The independent investigation committee researching the violent break-up of the sit-in in front of the army command in Khartoum on June 3, announced that it has started its work. Witnesses can safely communicate with the committee.
The head of the committee, prominent human rights lawyer Nabil Adib, said in a press statement on Sunday that safe and appropriate offices, secretarial, technical and administrative staff, and devices and equipment, have been provided to the committee.
He said the committee requested documents, images and voice recordings from various government agencies concerning the June 3 events. This must enable the committee to determine whom it wishes to hear in person.
The committee made an appeal to civil society organisations, political parties, media institutions, and individuals to provide them within three weeks with documents and any unregistered information they may have.
A secure website has been established, to enable individuals and organisations to safely fill in a form to outline which information they have available and to determine the way the witness wishes to communicate with the committee.
The committee will keep both the information and the identity of the witnesses confidential if the witness so requests, Nabil Adib stated.
The violent dismantling of the sit-in in front of the army command in Khartoum on June 3, also known as the Ramadan 29 massacre, caused the death of 127 people. About 700 protesters and others present at the sit-in that day were injured.
On August 7, the Sudanese Professionals Association Initiative for Missing People reported it documented more than 100 cases of people who went missing from the Khartoum sit-in on June 3.

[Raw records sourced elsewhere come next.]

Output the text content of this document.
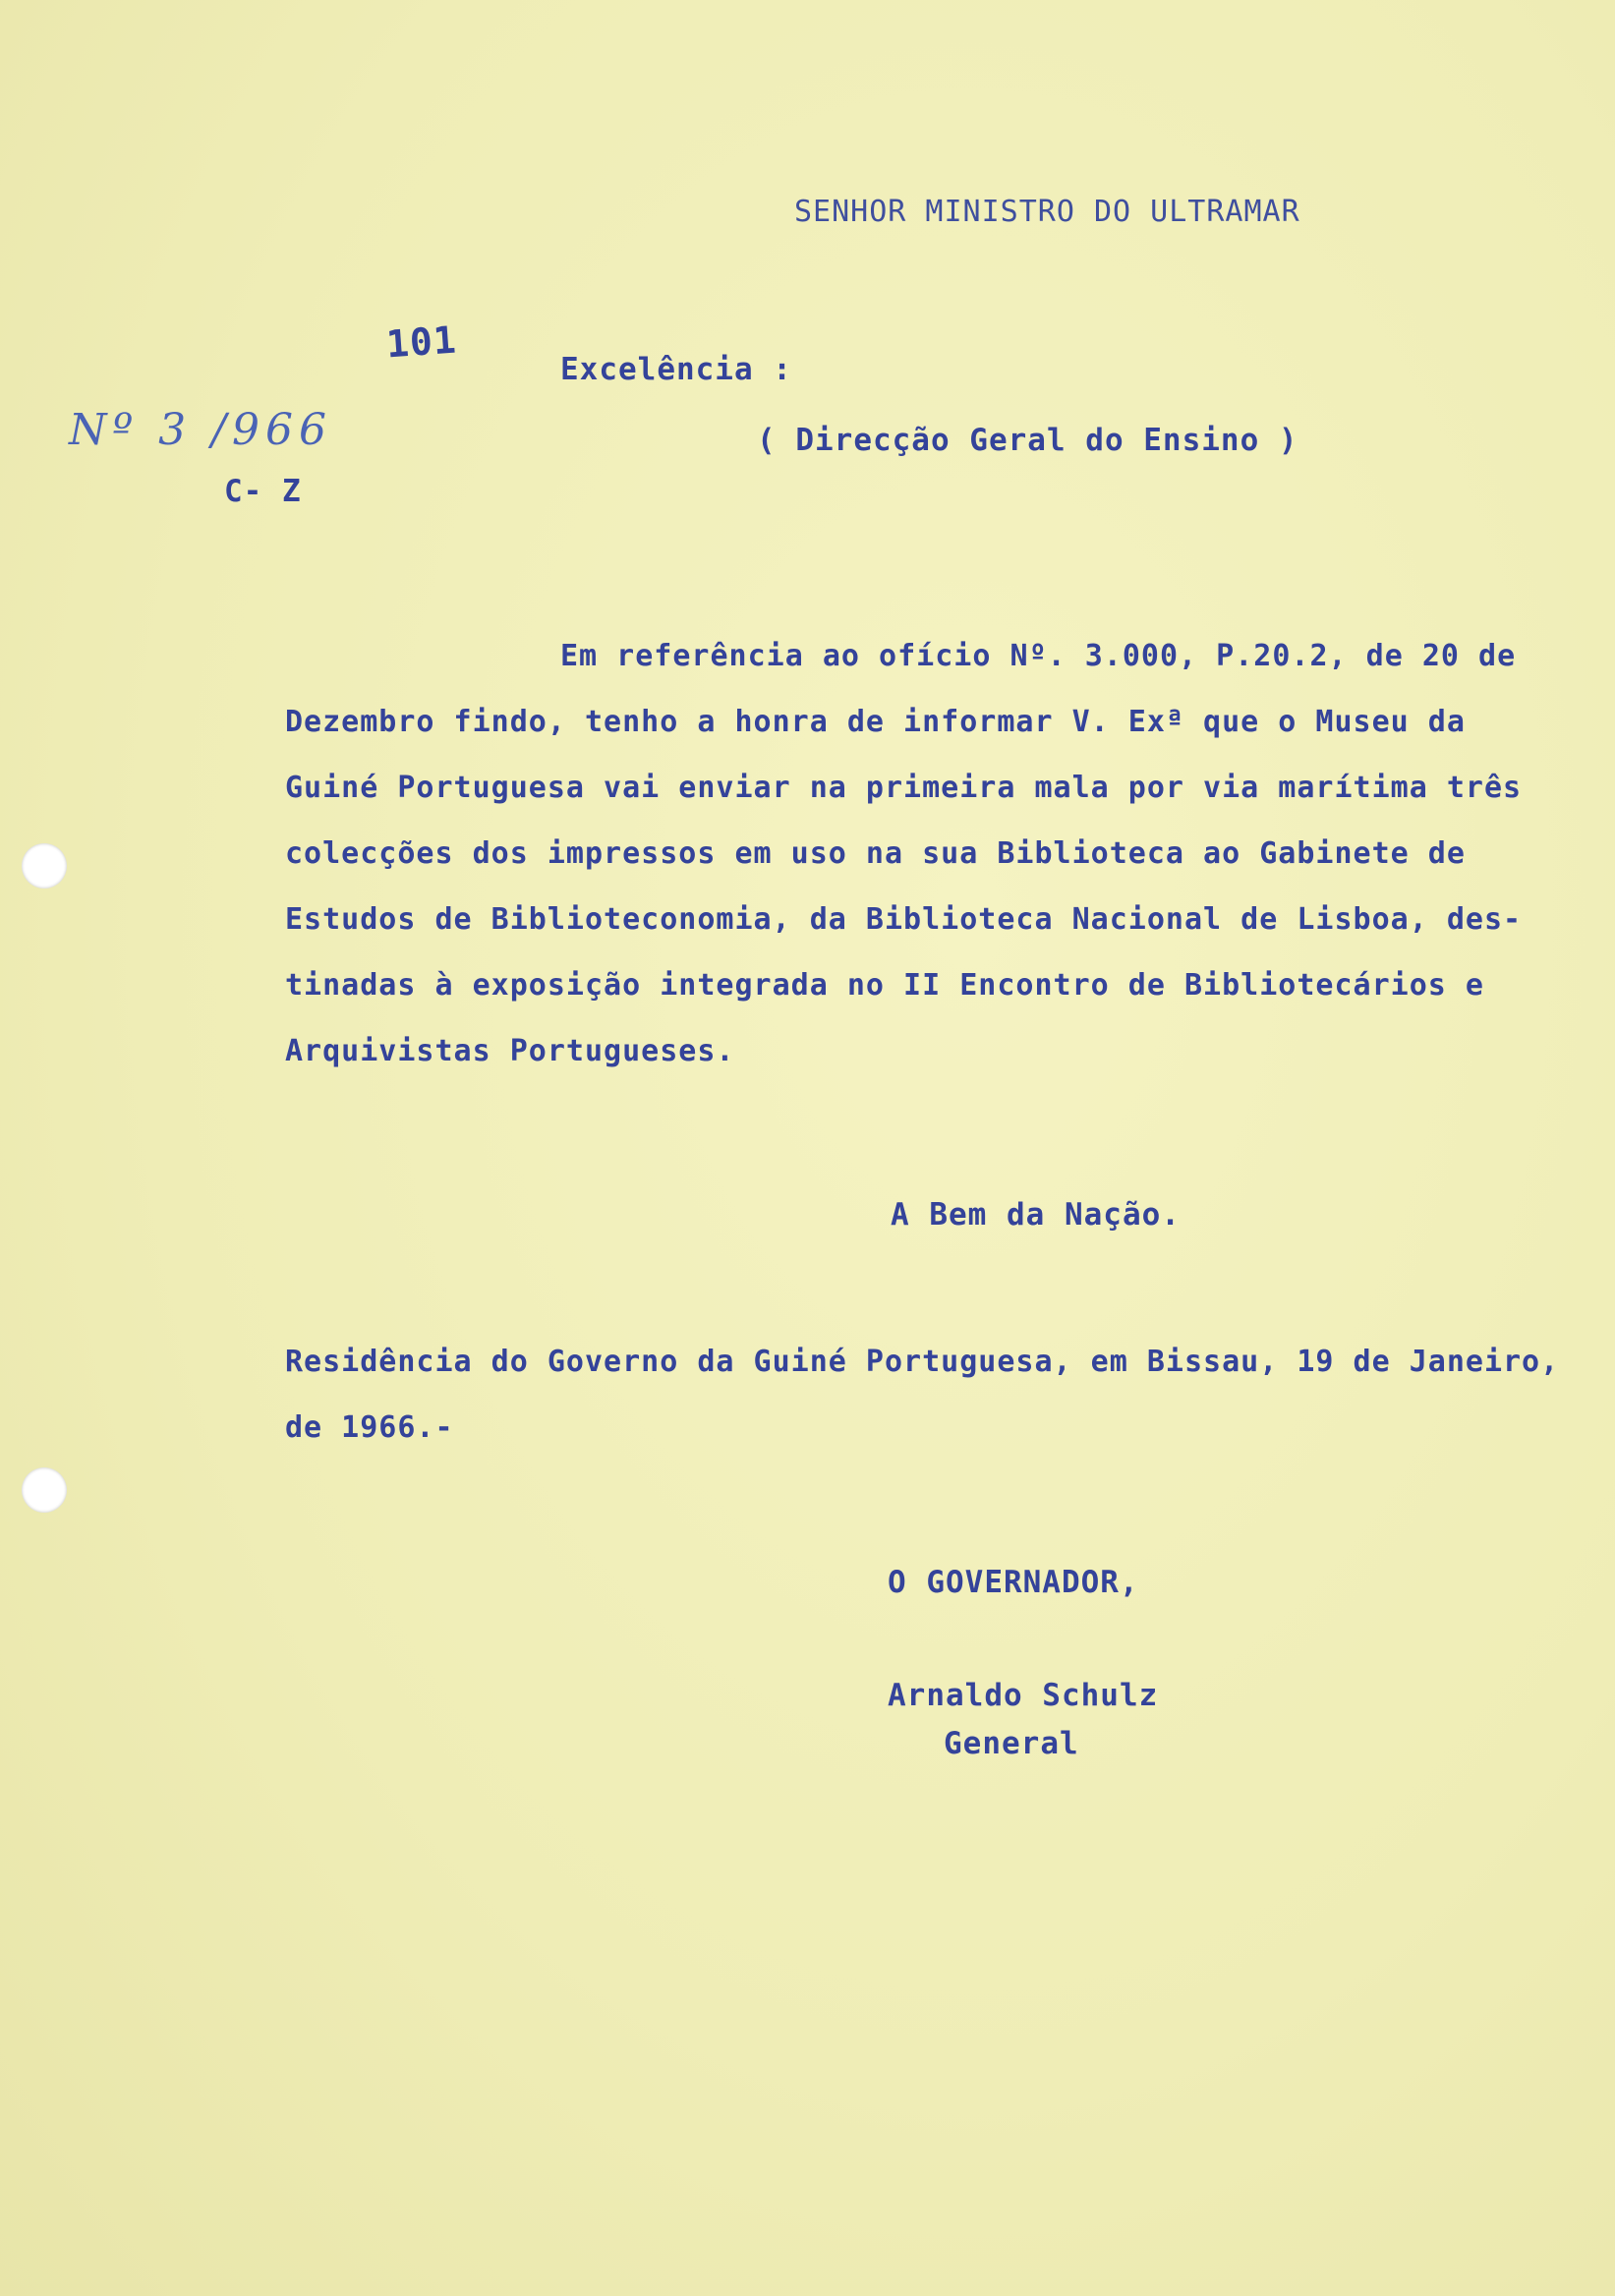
SENHOR MINISTRO DO ULTRAMAR
101
Nº 3 /966
C- Z
Excelência :
( Direcção Geral do Ensino )
Em referência ao ofício Nº. 3.000, P.20.2, de 20 de
Dezembro findo, tenho a honra de informar V. Exª que o Museu da
Guiné Portuguesa vai enviar na primeira mala por via marítima três
colecções dos impressos em uso na sua Biblioteca ao Gabinete de
Estudos de Biblioteconomia, da Biblioteca Nacional de Lisboa, des-
tinadas à exposição integrada no II Encontro de Bibliotecários e
Arquivistas Portugueses.
A Bem da Nação.
Residência do Governo da Guiné Portuguesa, em Bissau, 19 de Janeiro,
de 1966.-
O GOVERNADOR,
Arnaldo Schulz
General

Between June 3 and July 18, another 16 people were killed during commemoration rallies and anti-junta protests.
Since the outbreak of the anti-government protests in mid-December 2018, at least 246 people were killed and 1,353 others injured, the Sudan Doctors Central Committee reported on July 28.
According to the medics, 83 per cent of the victims were killed after April 11, the date President Omar Al Bashir was ousted in a military coup.
April and May saw 60 people killed across the country as protests pressuring the military to hand over power to a civilian government continued, and the Rapid Support Forces (RSF), the militia that supported the ousted regime, ramped-up attempts to disperse the sit-in in front of the army command in Khartoum.
Following the violent dispersal of the protesters at the Khartoum sit-in on June 3, the Transitional Military Council instructed the formation of a commission of inquiry.
The commission announced the outcomes in end-July. It accused officers of various ranks, including a general and a brigadier, of violating instructions of the Supreme Command. According to the report, 87 people were killed and 168 were injured during the attack.
Street protests erupted after the announcement of the results of the investigation. The Sudan Forensic Doctors Union described the report as “poor and defective, and disproportionate to the size of the crime committed as witnessed by all”.
In September, Prime Minister Abdallah Hamdok announced the formation of a new, neutral investigation committee.